À cela s’ajoute une dimension politique : en voulant réaffirmer sa souveraineté énergétique, le Kazakhstan envoie un signal clair à l’Occident. Le pays ne souhaite plus être un simple réservoir de ressources au service des multinationales. Il veut désormais peser dans les négociations, fixer ses propres conditions et tirer davantage de bénéfices de son sous-sol. Cette revendication, compréhensible du point de vue kazakh, entre toutefois en contradiction avec les attentes européennes, qui espéraient une relation stable et prévisible.
Il faut également noter que ce changement d’attitude pourrait inciter d'autres pays d'Asie centrale à suivre le même chemin. Si le Kazakhstan parvient à imposer une nouvelle répartition des revenus sans faire fuir les investisseurs, d'autres nations productrices de la région pourraient être tentées de revoir elles aussi leurs contrats. Une telle évolution bouleverserait encore davantage la stratégie énergétique européenne dans une région déjà marquée par l’influence chinoise et russe.

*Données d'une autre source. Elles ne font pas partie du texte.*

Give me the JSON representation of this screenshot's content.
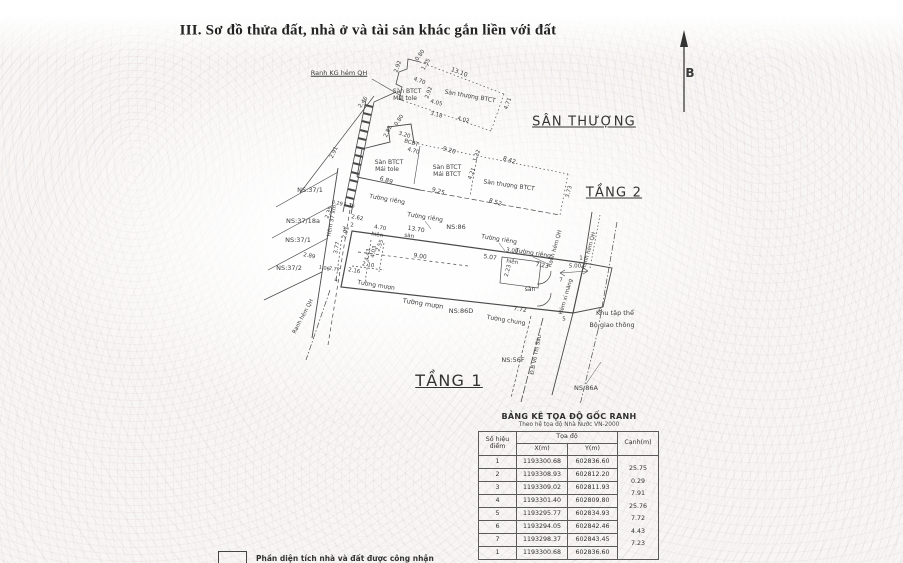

En fin de compte, le bras de fer qui s’annonce entre le Kazakhstan et les compagnies pétrolières occidentales dépasse largement les enjeux commerciaux. Il s’agit d’un conflit entre des intérêts nationaux renaissants et des logiques de marché globalisé. Pour l’Union européenne, cela signifie qu’il ne suffit plus de diversifier ses fournisseurs d’énergie : il faut aussi composer avec des partenaires qui revendiquent leur place sur l’échiquier géopolitique mondial. Et dans ce nouveau jeu, les règles changent plus vite que les pipelines ne se construisent.